Capt. Nichola Goddard, who in 2006 became the first female Canadian combat death, wrote to her husband that women working at bases in Afghanistan were often victims of sexual harassment or assault, and that in one week there had been six rapes at her camp.
“OK. Now for all the stuff I can’t say over the phone,” she wrote in a personal letter to her husband of three years, Jason Beam, on Feb. 3, 2006, a little more than three months before she was killed in a firefight with the Taliban, west of Kandahar.
“There were six rapes in the camp last week, so we have to work out an escort at night.”
Goddard, who had arrived in Afghanistan one month prior, said in that letter she was “pissed” because all the troops had been told about the rapes, yet because one of her peers forgot to tell her, she walked the 300 metres to and from the showers unaccompanied on her first night at camp.

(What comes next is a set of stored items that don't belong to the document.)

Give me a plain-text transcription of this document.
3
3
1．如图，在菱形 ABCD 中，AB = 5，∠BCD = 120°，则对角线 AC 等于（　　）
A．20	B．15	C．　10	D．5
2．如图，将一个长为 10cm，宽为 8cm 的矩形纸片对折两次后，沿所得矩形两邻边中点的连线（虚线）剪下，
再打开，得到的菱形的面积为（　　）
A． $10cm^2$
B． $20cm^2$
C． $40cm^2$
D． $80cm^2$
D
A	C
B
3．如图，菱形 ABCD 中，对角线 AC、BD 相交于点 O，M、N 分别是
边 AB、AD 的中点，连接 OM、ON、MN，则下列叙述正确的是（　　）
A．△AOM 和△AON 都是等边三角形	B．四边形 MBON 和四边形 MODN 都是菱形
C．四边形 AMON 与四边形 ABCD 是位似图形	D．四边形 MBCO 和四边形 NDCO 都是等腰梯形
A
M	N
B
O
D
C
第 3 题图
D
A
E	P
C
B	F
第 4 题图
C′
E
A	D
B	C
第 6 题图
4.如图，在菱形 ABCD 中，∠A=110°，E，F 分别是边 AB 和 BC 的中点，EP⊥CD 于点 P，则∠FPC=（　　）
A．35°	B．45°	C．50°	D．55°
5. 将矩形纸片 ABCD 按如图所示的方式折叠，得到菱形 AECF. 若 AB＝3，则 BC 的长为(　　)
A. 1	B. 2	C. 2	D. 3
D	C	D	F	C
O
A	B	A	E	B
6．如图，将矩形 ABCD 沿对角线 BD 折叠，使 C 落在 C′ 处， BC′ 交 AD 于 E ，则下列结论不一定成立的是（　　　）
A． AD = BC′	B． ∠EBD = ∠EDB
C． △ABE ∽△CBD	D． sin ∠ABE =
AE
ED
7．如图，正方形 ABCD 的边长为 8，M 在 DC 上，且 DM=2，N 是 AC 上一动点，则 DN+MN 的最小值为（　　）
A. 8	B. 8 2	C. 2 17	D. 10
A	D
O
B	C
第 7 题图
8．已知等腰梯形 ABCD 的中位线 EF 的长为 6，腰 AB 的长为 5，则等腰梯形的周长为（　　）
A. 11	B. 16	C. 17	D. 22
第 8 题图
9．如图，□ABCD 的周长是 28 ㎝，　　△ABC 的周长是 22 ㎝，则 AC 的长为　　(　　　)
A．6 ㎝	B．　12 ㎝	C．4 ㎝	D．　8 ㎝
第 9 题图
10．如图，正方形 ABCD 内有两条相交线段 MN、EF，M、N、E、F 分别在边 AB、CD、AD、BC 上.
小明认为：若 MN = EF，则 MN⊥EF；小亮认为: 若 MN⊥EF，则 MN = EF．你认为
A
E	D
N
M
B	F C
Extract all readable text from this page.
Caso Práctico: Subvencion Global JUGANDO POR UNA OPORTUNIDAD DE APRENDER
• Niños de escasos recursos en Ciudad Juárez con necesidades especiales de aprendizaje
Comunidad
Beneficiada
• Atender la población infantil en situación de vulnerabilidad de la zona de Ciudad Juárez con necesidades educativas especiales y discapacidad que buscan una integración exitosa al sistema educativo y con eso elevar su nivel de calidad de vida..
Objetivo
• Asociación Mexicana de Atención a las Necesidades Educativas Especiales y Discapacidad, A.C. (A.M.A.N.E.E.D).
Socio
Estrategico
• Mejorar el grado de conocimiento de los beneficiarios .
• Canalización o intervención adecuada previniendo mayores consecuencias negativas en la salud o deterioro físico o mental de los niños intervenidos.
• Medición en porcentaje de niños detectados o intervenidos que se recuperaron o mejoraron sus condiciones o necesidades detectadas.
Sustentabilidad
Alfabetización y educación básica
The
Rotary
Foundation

“You know how freaked out I get about that kind of stuff,” Goddard wrote. “At least I had my pistol.”
Goddard’s letters are the basis of Calgary Herald columnist Valerie Fortney’s new book, Sunray: The Death and Life of Captain Nichola Goddard.

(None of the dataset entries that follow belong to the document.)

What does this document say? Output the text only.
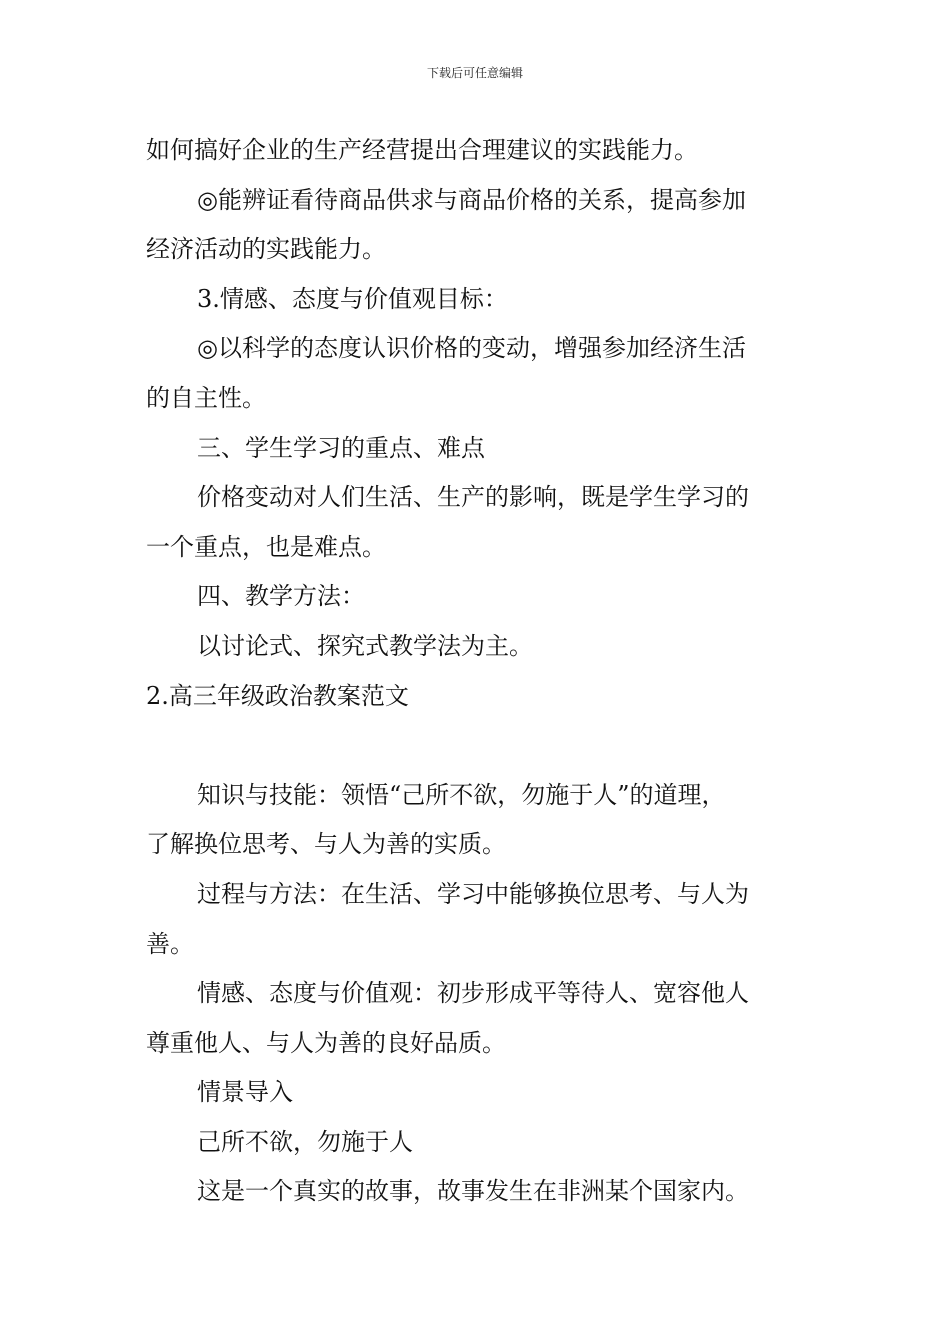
下载后可任意编辑
如何搞好企业的生产经营提出合理建议的实践能力。
◎能辨证看待商品供求与商品价格的关系，提高参加
经济活动的实践能力。
3.情感、态度与价值观目标：
◎以科学的态度认识价格的变动，增强参加经济生活
的自主性。
三、学生学习的重点、难点
价格变动对人们生活、生产的影响，既是学生学习的
一个重点，也是难点。
四、教学方法：
以讨论式、探究式教学法为主。
2.高三年级政治教案范文
知识与技能：领悟“己所不欲，勿施于人”的道理，
了解换位思考、与人为善的实质。
过程与方法：在生活、学习中能够换位思考、与人为
善。
情感、态度与价值观：初步形成平等待人、宽容他人
尊重他人、与人为善的良好品质。
情景导入
己所不欲，勿施于人
这是一个真实的故事，故事发生在非洲某个国家内。
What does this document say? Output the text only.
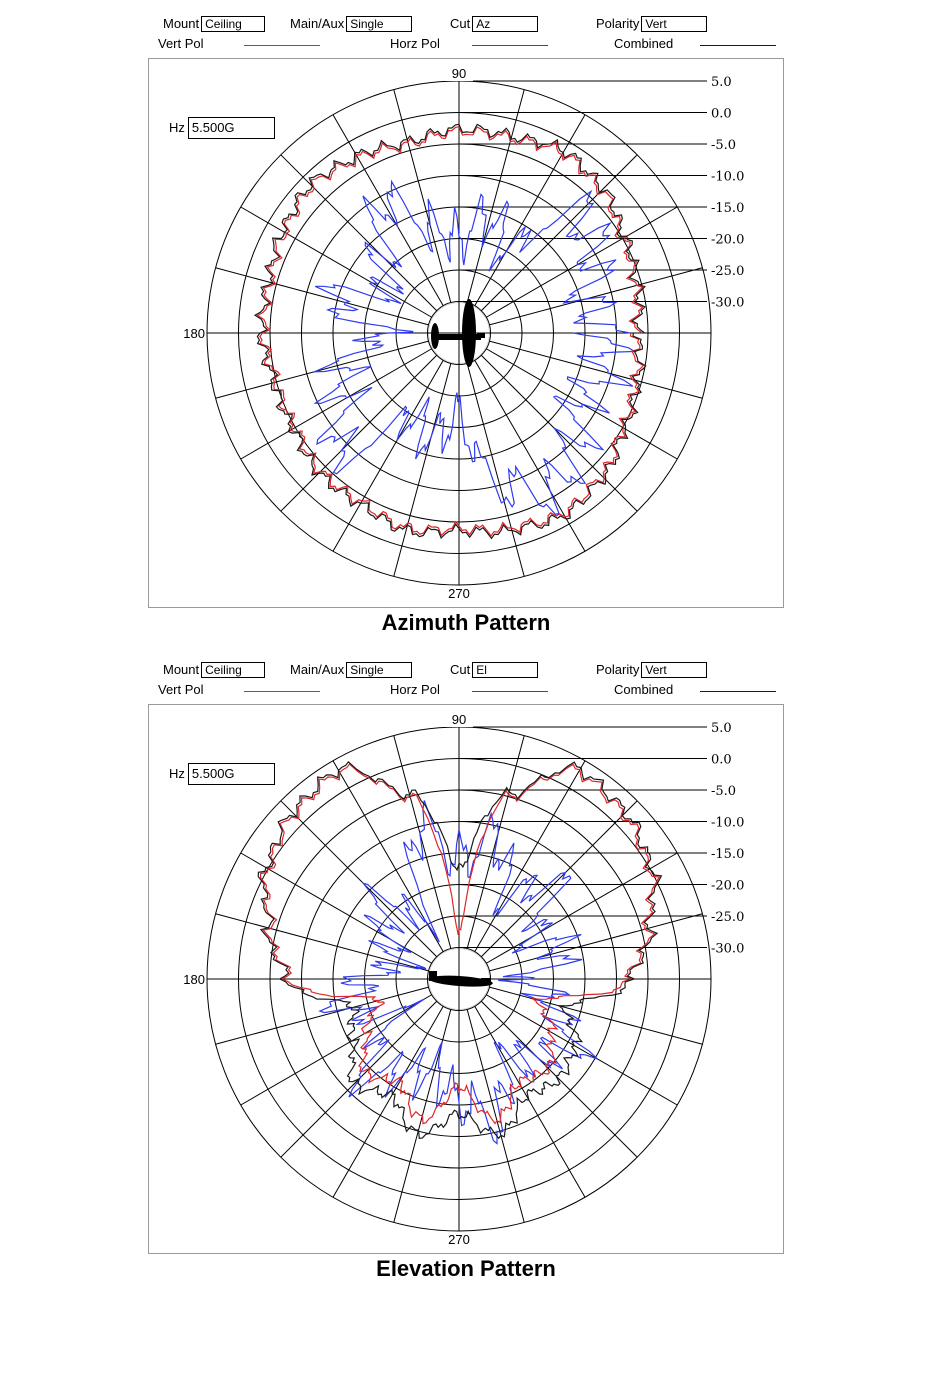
Mount Ceiling	Main/Aux Single	Cut Az	Polarity Vert
Vert Pol	Horz Pol	Combined
5.0
0.0
-5.0
-10.0
-15.0
-20.0
-25.0
-30.0
90
180
270
Hz 5.500G
Azimuth Pattern
Mount Ceiling	Main/Aux Single	Cut El	Polarity Vert
Vert Pol	Horz Pol	Combined
5.0
0.0
-5.0
-10.0
-15.0
-20.0
-25.0
-30.0
90
180
270
Hz 5.500G
Elevation Pattern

“Her husband was the only person she wrote about that to,” Fortney said in an interview with Postmedia News. “There’s so much secrecy. I wanted to go farther into that, but I came upon brick walls every time I asked other soldiers and officers about assault or harassment.
“It’s a big no-go zone. No one would even talk off the record about it.”
The letters don’t indicate who was sexually assaulted, if anyone, or who the perpetrators were, Fortney said. “But she does refer quite a bit in the letters about Afghan soldiers and civilians on the base who leered at her constantly.”
And while Goddard’s words don’t indicate that she ever felt physically threatened by her fellow soldiers, she did tell her husband that she suffered sexual harassment in the form of constant rumours that she was sleeping with men on the base.
The author said she was astounded when she read Goddard’s accounts. “To read this in her letters, from this woman who was stronger than most people I’ve ever come across in my life, to see her get really freaked out and intimidated by all the male attention, was shocking.”
The Canadian military police declined to comment on the situations Goddard described in the letters her husband.
“I didn’t read the letters, so I don’t know what she’s referring to exactly,” said Maj. Paule Poulin, spokeswoman for the Canadian Forces Provost Marshal and the Canadian Forces National Investigation Service, the investigative arms of the military police. It files annual reports with statistics on sexual assaults across the military, but not specifically by location.
“But any time allegations are brought up to the military police, they are investigated to the full extent,” Poulin said.
Karen Davis, a retired lieutenant-commander and current defence scientist at the Canadian Forces Leadership Institute, conducted in-depth research in the late 1990s, looking at why certain women who served in the combat arms chose to leave.
“Their experiences were pretty horrendous, similar in terms of what (Goddard) made reference to — being ogled, and comments implying that sooner or later they’d have to provide sex to their peers,” Davis said.
“They described a highly sexualized environment and, in some cases, assault or rape.”